Lucy Maud Montgomery est née en 1874 sur la côte nord de l’Île-du-Prince-Édouard et a grandi à Cavendish, chez ses grands-parents. Elle a atteint une renommée internationale grâce à la publication de son roman, Anne of Green Gables (Anne… la maison aux pignons verts), dont l’histoire se déroule à l’Île-du-Prince-Édouard. À l’époque de sa parution, en 1908, la plupart des lecteurs ne savaient même pas que l’Île-du-Prince-Édouard, la plus petite province du Canada, existait réellement.
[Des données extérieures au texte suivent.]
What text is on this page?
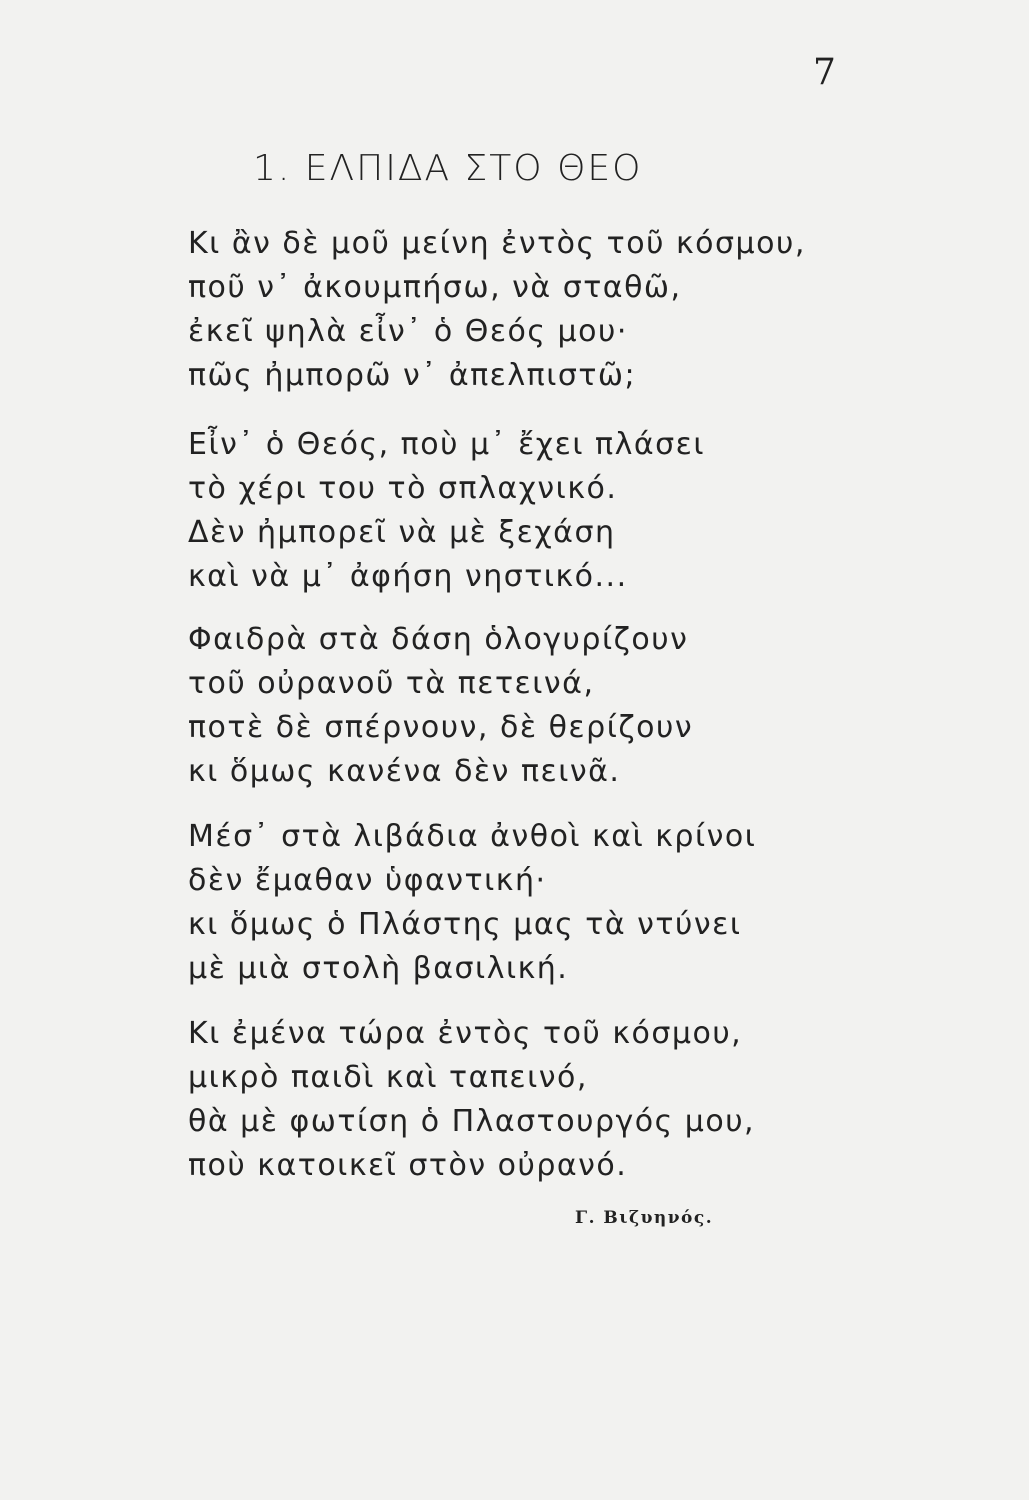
7
1. ΕΛΠΙΔΑ ΣΤΟ ΘΕΟ
Κι ἂν δὲ μοῦ μείνη ἐντὸς τοῦ κόσμου,
ποῦ ν᾽ ἀκουμπήσω, νὰ σταθῶ,
ἐκεῖ ψηλὰ εἶν᾽ ὁ Θεός μου·
πῶς ἠμπορῶ ν᾽ ἀπελπιστῶ;
Εἶν᾽ ὁ Θεός, ποὺ μ᾽ ἔχει πλάσει
τὸ χέρι του τὸ σπλαχνικό.
Δὲν ἠμπορεῖ νὰ μὲ ξεχάση
καὶ νὰ μ᾽ ἀφήση νηστικό...
Φαιδρὰ στὰ δάση ὁλογυρίζουν
τοῦ οὐρανοῦ τὰ πετεινά,
ποτὲ δὲ σπέρνουν, δὲ θερίζουν
κι ὅμως κανένα δὲν πεινᾶ.
Μέσ᾽ στὰ λιβάδια ἀνθοὶ καὶ κρίνοι
δὲν ἔμαθαν ὑφαντική·
κι ὅμως ὁ Πλάστης μας τὰ ντύνει
μὲ μιὰ στολὴ βασιλική.
Κι ἐμένα τώρα ἐντὸς τοῦ κόσμου,
μικρὸ παιδὶ καὶ ταπεινό,
θὰ μὲ φωτίση ὁ Πλαστουργός μου,
ποὺ κατοικεῖ στὸν οὐρανό.
Γ. Βιζυηνός.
Anne of Green Gables, walking, house, sitting

Le saviez-vous?

  • Le roman original Anne of Green Gables a connu un succès immédiat. Dans les cinq mois suivant sa publication, il s’est vendu à plus de 19 000 d’exemplaires! Dix éditions ont été imprimées lors de la première année.
  • La traduction suédoise a été publiée dès 1909, suivie de traductions en plus de 36 autres langues.
  • On estime que plus de 50 millions d’exemplaires ont été vendus dans le monde.
  • Anne of Green GablesTM est une marque déposée appartenant à la Province de l’Île-du-Prince-Édouard et aux héritiers de Lucy Maud Montgomery. Les gens ou entreprises qui fabriquent des produits « Anne » à l’extérieur de l’Île doivent payer des droits d’auteur à la famille. Les fabricants de l’Île peuvent vendre leurs produits sans payer ces droits.
  • Présentée pour la première fois au Centre des arts de la Confédération en 1965 dans le cadre du tout premier festival de Charlottetown, la pièce Anne of Green Gables-The Musical™ détient maintenant un record mondial Guinness pour la comédie musicale annuelle qui tient l’affiche depuis le plus longtemps.
  • Environ 3,3 millions de spectateurs ont vu la comédie musicale, soit à Charlottetown ou dans d’autres villes canadiennes, à New York, à Londres ou au Japon. Entre 1965 et 2015, plus de 2,1 millions de personnes ont assisté à une présentation de la célèbre pièce à Charlottetown.
  • Depuis 1965, 17 actrices canadiennes ont interprété le rôle d’Anne Shirley.
  • Don Harron a écrit le scénario d’Anne of Green Gables-The Musical™, et la musique de la pièce a été composée par Norman Campbell. Les paroles ont été mises au point par Elaine Campbell et Mavor Moore. En savoir plus sur Anne of Green Gables-The MusicalTM
  • En 1999, L.M. Montgomery figurait dans la liste des 20 héros canadiens les plus populaires du 20e siècle. La liste avait été compilée à l’aide d’un sondage anglais et français effectué en ligne à l’occasion de la fête du Canada. (Source : Institut du Dominion et Conseil de l’unité canadienne).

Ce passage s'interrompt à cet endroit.